THE KENNY Gallery recently hosted the launch of an outstanding debut poetry collection by West of Ireland poet, Martin Dyar.
Published by Arlen House, Maiden Names introduces us to an assured and skilful poetic voice and a writer with McGahern-like sensitivity to the nuances and personalities of rural life. Always acutely perceptive and, at times wryly humorous, Dyar’s poems can move from the mundane to the mystical and from the human realm to that of animals.
Martin grew up in Swinford and lived for some years in Galway where he studied at NUI Galway and worked as a special needs teacher. He currently lectures in medical humanities at Trinity College. His poetry has received the Patrick Kavanagh Award and The Irish Times hailed him as “an exciting poet at the beginning of a big career”.
Some days after his book’s Galway launch, he took time out to talk with me about his work, beginning with an explanation of its title, Maiden Names.
“There are a few different angles to it,” he tells me. “Some of the poems and the characters in the book are connected to themes of desire and there’s definitely a strong presence of female characters in the book. The idea of a woman’s maiden name strikes me as a kind of summary of her inner life.
“I thought if you know a woman’s maiden name you have a sense of who she is in terms of her full story so there’s something there in that idea. Also, this being my first book, it is my own maiden voyage in language so the poems themselves are maiden names.
“In a broader sense there is my sense of the artform, of poetry as an effort to push language, and to get into the essential aspect of language, the virginity and purity of language, and purity of perception.”
Dyar has also written for the stage and acted and there is a dramatic stamp to many of the poems which are driven by the dynamics of character, dialogue, and encounter.
“That’s important to me,” he states. “There are dramatic elements and fiction elements so there is stuff untypical of the genre of poetry. It’s an effort to try and approach poetry in a narrative way, and also have a stab at something lyrical along the way.
“There is also a sense of the achievement of my own poetic heroes, Paul Durcan, Robert Frost, the playwright Conor McPherson - I’m a big fan of his, some of his monologues are some of the best Irish poetry even if they’re not so called. It has surprised me as I have started to get feedback that there is this tendency toward character and story because it wasn’t something I was doing consciously though I do have this reflex not to write in my own voice and the book is the fruit of that.”
The book presents a host of finely etched characters, such as the engaged couple in ‘Margaret and Tony’ – “both were volubly prudish, obstreperously vain” - whose wedding is almost cancelled when they both have affairs, while their friends “texted each other furtively for days/astounded either had found another to bear the hooves of their personality/and thrilled the big day now would have such themes”.
“I was trying to have a little more fun with that poem,” Dyar notes. “Although it’s formal, it’s one of a handful of sonnets, so there is something traditional about it, but I have had the opportunity to read the poem publicly and I think it’s funny even though it’s quite dark.”
Alongside the likes of Durcan and McPherson, Yeats is another writer Dyar admires, and ‘The Madness of King Goll’ recasts a character who also appears in a poem of Yeats.
“Yeats is very very important to me.” Dyar asserts. “I’ve always loved his work going right back to secondary school and he was a central part of the curriculum. That was the beginning of my excitement about poetry.

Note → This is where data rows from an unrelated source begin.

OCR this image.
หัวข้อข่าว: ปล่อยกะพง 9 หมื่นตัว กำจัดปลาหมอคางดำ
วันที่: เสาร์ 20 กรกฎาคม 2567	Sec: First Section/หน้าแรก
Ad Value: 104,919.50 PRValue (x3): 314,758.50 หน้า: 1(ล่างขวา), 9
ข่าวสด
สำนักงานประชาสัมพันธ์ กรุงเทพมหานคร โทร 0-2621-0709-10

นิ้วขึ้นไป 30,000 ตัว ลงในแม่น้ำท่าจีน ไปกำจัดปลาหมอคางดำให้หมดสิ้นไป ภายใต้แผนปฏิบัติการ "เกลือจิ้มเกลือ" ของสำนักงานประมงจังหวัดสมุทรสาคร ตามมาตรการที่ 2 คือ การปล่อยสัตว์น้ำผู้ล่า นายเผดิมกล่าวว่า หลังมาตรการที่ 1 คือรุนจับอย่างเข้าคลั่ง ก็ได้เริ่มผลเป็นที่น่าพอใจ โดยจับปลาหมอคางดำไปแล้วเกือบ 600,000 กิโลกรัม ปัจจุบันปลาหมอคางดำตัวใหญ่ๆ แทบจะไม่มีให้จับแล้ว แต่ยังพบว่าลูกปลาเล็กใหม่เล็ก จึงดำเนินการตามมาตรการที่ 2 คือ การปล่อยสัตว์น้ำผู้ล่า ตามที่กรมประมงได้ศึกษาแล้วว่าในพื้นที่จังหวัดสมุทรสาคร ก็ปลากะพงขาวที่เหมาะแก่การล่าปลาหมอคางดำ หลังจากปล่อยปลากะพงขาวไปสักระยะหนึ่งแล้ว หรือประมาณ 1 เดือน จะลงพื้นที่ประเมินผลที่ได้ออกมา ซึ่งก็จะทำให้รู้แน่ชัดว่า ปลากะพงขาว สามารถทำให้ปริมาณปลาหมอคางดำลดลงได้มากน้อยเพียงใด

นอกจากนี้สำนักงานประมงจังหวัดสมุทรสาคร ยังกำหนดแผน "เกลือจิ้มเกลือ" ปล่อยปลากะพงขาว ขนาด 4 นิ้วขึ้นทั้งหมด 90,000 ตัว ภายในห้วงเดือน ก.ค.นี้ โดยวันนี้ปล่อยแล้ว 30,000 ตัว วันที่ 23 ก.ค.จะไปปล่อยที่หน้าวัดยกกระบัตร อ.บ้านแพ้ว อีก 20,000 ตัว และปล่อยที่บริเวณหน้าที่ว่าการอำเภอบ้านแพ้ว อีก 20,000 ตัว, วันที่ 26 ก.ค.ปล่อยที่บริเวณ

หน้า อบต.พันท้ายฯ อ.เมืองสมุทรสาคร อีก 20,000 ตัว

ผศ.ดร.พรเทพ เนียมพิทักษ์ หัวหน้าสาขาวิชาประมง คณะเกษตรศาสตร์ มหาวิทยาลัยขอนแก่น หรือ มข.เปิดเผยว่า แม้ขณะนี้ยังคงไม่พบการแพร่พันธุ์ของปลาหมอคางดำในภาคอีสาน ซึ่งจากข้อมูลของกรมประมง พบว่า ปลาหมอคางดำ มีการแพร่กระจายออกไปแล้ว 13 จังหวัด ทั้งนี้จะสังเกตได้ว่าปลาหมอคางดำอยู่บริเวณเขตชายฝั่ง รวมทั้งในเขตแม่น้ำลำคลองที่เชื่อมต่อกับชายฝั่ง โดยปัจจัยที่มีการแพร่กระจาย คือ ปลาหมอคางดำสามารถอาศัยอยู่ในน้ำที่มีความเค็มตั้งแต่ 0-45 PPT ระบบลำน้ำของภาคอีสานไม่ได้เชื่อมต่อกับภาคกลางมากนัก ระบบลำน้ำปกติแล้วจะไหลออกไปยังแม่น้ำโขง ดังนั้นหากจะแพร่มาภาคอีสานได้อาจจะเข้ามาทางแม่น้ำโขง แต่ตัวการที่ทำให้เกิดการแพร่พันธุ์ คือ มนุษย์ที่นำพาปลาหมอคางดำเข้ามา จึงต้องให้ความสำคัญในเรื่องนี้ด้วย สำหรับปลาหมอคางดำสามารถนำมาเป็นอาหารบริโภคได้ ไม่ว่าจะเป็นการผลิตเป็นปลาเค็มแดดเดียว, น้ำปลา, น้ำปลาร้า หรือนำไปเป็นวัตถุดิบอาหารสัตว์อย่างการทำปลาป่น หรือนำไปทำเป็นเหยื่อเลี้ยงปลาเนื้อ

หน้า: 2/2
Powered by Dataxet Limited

“Having to interpret his poems and discuss them and write about them, I discovered a great pleasure in his work and a certain element of fluency in myself in responding to them, it wasn’t really like work at all, so he’s part of my roots in that sense. I was born in Sligo as well so there’s a sentimental dimension there too.
“‘The Madness of King Goll’ has a sprinkling of intertextuality, it’s the title of the first poem Yeats published, in England as it happens. It’s based on a myth and I played with it a little bit and revised it a bit, I don’t know if there is anything specifically Yeatsian going on in it though!”
Another rich strand in the book sees Dyar take famous figures from world literature such as Casanova and Cyrano de Bergerac and recast them in a rural Irish milieu. ‘Cyrano de Bergerac’ presents a man who writes eloquent wedding speeches for his neighbours in return for drink money.
“Writing those have opened up something for me in terms of possibilities and maybe trying to, within the characters, have something universal and particular, something west of Ireland.” Dyar observes. ‘Cyrano de Bergerac’ in particular people seem to respond to, it’s a lot of fun to read publicly. The book was launched in Dublin by poet Brian Lynch and he dealt on ‘Rip Van Winkle’ and said how an important dimension of it was that it starts in the quotidian, with coffee and a sandwich at a petrol station, and makes a journey into something mystical and euphoric and sort of comes full circle.
“I was intrigued by that and by everyone’s responses at this stage, it’s as if I’m meeting the poems for the first time. This is a lovely period with the book being launched. I would always be tempted, if I am taking strong cultural references like Cyrano or Rip Van Winkle, to soak them in a culchie sensibility before trying to complete them in a poem and that’s what happened there.”
Maiden Names is currently available in Kenny’s Bookshop. Martin will be reading at Cúirt 2013.